The Double won’t rank among top spy movies but it’s a fair entry, made by Schaffner before he hit big with Planet of the Apes (1968). For my taste the first half was too much talking, doubt and questioning, and too much time was spent on the slopes or riding the cable cars with proportionally little action. But the Alpine setting was put to good use during the climactic climb, chase and confrontation following a wild party given by Gina’s boss Mrs. Carrington (Moira Lister). Since this movie plays like a heavier Bond film, it’s worth noting that it came out the year before 007 went skiing in On Her Majesty’s Secret Service (1968), and that Ekland later became a Bond girl, in The Man with the Golden Gun (1974).

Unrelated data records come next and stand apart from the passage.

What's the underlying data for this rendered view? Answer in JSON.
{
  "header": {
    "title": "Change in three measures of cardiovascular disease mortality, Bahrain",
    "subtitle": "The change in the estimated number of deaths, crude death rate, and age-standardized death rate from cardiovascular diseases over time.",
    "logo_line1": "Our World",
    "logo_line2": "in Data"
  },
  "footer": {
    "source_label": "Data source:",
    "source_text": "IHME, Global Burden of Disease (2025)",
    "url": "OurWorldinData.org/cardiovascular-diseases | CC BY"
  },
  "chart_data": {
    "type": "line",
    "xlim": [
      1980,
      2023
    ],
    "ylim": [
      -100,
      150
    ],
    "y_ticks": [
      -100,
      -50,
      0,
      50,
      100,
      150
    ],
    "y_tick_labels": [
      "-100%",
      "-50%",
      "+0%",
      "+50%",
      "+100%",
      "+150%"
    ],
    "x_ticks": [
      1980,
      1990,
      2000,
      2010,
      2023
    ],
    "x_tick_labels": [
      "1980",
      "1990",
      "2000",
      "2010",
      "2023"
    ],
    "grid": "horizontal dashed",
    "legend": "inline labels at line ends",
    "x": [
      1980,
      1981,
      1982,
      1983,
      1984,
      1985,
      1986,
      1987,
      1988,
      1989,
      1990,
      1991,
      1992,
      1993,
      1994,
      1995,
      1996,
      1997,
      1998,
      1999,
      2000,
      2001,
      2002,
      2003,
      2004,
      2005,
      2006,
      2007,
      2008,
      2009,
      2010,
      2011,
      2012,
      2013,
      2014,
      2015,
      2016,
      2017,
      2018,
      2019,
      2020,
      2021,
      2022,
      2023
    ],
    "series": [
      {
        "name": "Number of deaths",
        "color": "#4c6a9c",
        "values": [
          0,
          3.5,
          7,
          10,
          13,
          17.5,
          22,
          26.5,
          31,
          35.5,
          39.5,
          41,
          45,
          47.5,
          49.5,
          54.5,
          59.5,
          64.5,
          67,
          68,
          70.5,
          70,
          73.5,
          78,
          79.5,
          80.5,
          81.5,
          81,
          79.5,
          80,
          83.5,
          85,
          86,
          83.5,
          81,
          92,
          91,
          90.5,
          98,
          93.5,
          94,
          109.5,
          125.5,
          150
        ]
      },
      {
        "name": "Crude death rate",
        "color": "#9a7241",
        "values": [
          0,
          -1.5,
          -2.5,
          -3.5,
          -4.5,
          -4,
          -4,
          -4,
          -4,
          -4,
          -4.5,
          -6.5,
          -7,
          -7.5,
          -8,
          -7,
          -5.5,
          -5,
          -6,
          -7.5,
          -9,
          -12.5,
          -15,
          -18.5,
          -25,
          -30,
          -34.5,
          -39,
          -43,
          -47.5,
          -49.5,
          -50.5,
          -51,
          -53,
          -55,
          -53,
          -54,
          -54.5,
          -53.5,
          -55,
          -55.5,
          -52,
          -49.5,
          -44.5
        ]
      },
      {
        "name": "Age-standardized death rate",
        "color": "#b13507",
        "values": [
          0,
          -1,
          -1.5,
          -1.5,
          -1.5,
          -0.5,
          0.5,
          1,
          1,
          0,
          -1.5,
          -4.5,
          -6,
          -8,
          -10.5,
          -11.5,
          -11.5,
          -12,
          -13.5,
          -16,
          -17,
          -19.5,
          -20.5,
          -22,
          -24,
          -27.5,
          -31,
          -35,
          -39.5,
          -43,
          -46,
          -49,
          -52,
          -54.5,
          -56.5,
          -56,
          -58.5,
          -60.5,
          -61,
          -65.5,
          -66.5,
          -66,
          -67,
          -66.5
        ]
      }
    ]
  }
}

For me, Yul’s magnetism and intensity go a long way to help make up for other shortfalls and he is the best feature here. Though his character is ruthless, tightly coiled and accused by Wheatley of never loving a thing in his life, Yul enacts deep sadness and guilt over the loss of the son he hadn’t seen in years and only vaguely knew. The boy’s bloody parka, stabbed through with ski poles, is cruelly stuffed into Slater’s bag as bait. Yul conveys enough fury and grief in that one moment when he finds the jacket, to fuel him for the rest of the story. He soon hardens into a more dogged version of his character’s usual sour and brusque manner and makes it hard for anyone to sympathize with or understand him. The irony is that the real Slater’s cold heart ends up proving his identity, in contrast to his villainous twin’s pretense of caring for loved ones.
Lloyd Nolan barks his way through a role as caring CIA chief who worries Slater is heading for an ambush unaware, and when they lose contact Nolan sends a fellow agent (David Bauer) to the Alps to protect Slater. Anton Diffring is, as usual perfect as a chilling villain, and as usual a German this time working for the USSR, and George Mikell makes a scary henchman.
The Double Man was based on the novel Legacy of a Spy by Henry S. Maxfield.